A warmer intake charge is a less dense one, and density is what makes power. In a conventional turbocharged V engine, the intake manifold sits exposed to heat rising off the engine below it, which is exactly the condition that drives intake temps up. The cylinders end up receiving air that is already heat-soaked before combustion even begins. The hot-vee configuration exists as a direct fix for both problems, moving the turbos into the valley between the banks and flipping the gas flow so intake manifolds sit on the colder, outside part of the engine.

There is also a fire risk baked into the conventional V layout that no turbo repositioning solves. With fuel injectors on both sides of the engine, a single failed O-ring can drip fuel directly onto a hot exhaust manifold, creating an ignition risk that an inline-six avoids entirely by keeping intake and exhaust on opposite sides of a single bank.

Bank angle compromises

Not all V6 engines are created equal, and one of the most consequential decisions in designing one is the angle between the two cylinder banks. A 60-degree bank angle is a preferred configuration for a V6 because the firing intervals, which occur every 120 degrees of crankshaft rotation, are evenly divisible by 60, keeping firing forces balanced. A 90-degree V6 doesn't have that mathematical advantage, and the result is uneven firing intervals that generate vibration the engine's geometry cannot cancel on its own. The Jaguar V6 built on a V8 block is a real-world illustration of this.

The 90-degree configuration exists primarily for cost reasons, not engineering ones. That is exactly the reason why Daimler replaced inline sixes with V6 units in the 1990s . The idea was to be able to share the same arhitecture from the V8, but that did come at the cost of refinement. A 90-degree V6 needs to be balanced to smooth out the uneven firing intervals that the layout inherently produces.

Mercedes eventually acknowledged the problem directly by redesigning their V6 from scratch. Their M272 engine used a 90-degree bank angle; its M276 replacement switched to 60 degrees. Per MotorReviewer, "the M276 engine block has a 60-degree V-angle that allowed eliminating a balance shaft in the design," with the 90-degree M272 being the explicit point of comparison. That a manufacturer of Mercedes-Benz's caliber spent the resources to redesign a complete engine family around the bank angle says everything about how real the problem is.

Methodology

We focused exclusively on problems that are inherent to the V6 layout itself, meaning issues that stem directly from the two-bank cylinder configuration rather than from any one manufacturer's specific engineering choices.
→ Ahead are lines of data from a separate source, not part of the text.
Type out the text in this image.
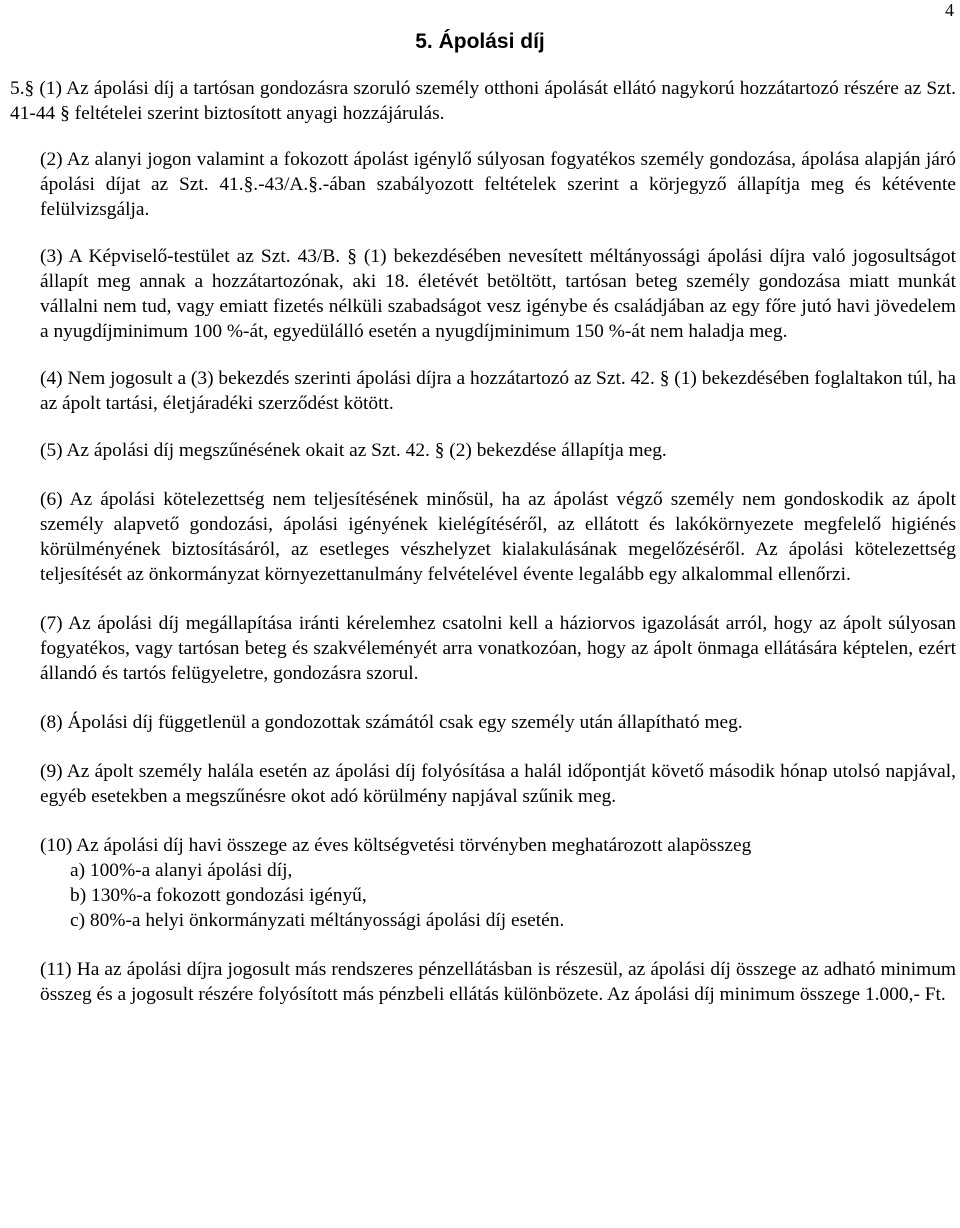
4
5. Ápolási díj

5.§ (1) Az ápolási díj a tartósan gondozásra szoruló személy otthoni ápolását ellátó nagykorú hozzátartozó részére az Szt. 41-44 § feltételei szerint biztosított anyagi hozzájárulás.

(2) Az alanyi jogon valamint a fokozott ápolást igénylő súlyosan fogyatékos személy gondozása, ápolása alapján járó ápolási díjat az Szt. 41.§.-43/A.§.-ában szabályozott feltételek szerint a körjegyző állapítja meg és kétévente felülvizsgálja.

(3) A Képviselő-testület az Szt. 43/B. § (1) bekezdésében nevesített méltányossági ápolási díjra való jogosultságot állapít meg annak a hozzátartozónak, aki 18. életévét betöltött, tartósan beteg személy gondozása miatt munkát vállalni nem tud, vagy emiatt fizetés nélküli szabadságot vesz igénybe és családjában az egy főre jutó havi jövedelem a nyugdíjminimum 100 %-át, egyedülálló esetén a nyugdíjminimum 150 %-át nem haladja meg.

(4) Nem jogosult a (3) bekezdés szerinti ápolási díjra a hozzátartozó az Szt. 42. § (1) bekezdésében foglaltakon túl, ha az ápolt tartási, életjáradéki szerződést kötött.

(5) Az ápolási díj megszűnésének okait az Szt. 42. § (2) bekezdése állapítja meg.

(6) Az ápolási kötelezettség nem teljesítésének minősül, ha az ápolást végző személy nem gondoskodik az ápolt személy alapvető gondozási, ápolási igényének kielégítéséről, az ellátott és lakókörnyezete megfelelő higiénés körülményének biztosításáról, az esetleges vészhelyzet kialakulásának megelőzéséről. Az ápolási kötelezettség teljesítését az önkormányzat környezettanulmány felvételével évente legalább egy alkalommal ellenőrzi.

(7) Az ápolási díj megállapítása iránti kérelemhez csatolni kell a háziorvos igazolását arról, hogy az ápolt súlyosan fogyatékos, vagy tartósan beteg és szakvéleményét arra vonatkozóan, hogy az ápolt önmaga ellátására képtelen, ezért állandó és tartós felügyeletre, gondozásra szorul.

(8) Ápolási díj függetlenül a gondozottak számától csak egy személy után állapítható meg.

(9) Az ápolt személy halála esetén az ápolási díj folyósítása a halál időpontját követő második hónap utolsó napjával, egyéb esetekben a megszűnésre okot adó körülmény napjával szűnik meg.

(10) Az ápolási díj havi összege az éves költségvetési törvényben meghatározott alapösszeg

a) 100%-a alanyi ápolási díj,
b) 130%-a fokozott gondozási igényű,
c) 80%-a helyi önkormányzati méltányossági ápolási díj esetén.

(11) Ha az ápolási díjra jogosult más rendszeres pénzellátásban is részesül, az ápolási díj összege az adható minimum összeg és a jogosult részére folyósított más pénzbeli ellátás különbözete. Az ápolási díj minimum összege 1.000,- Ft.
A V6 from BMW, Nissan, or Ford will each have their own model-specific reliability quirks, but those aren't what this list covers. What we were after were the structural and mechanical consequences that follow anyone who builds a V6, regardless of badge.

For sourcing, we drew on a mix of peer-reviewed engineering literature, established automotive outlets, and official regulatory assessments. The National Academies Press assessment of fuel economy technologies for light-duty vehicles provided the technical backbone for the balance shaft efficiency argument. Various respected automotive publications provided the journalism and trade perspective across the balance, valvetrain, turbo packaging, and bank angle sections.

For the bank angle problem specifically, MotorReviewer's detailed M276 engine specifications gave us a real-world example of a manufacturer redesigning an entire V6 family to fix the problem. SlashGear's own coverage of the worst V6 engines ever made also informed the overall framing. Problems were only included if they could be supported by at least one credible external source making the same claim independently.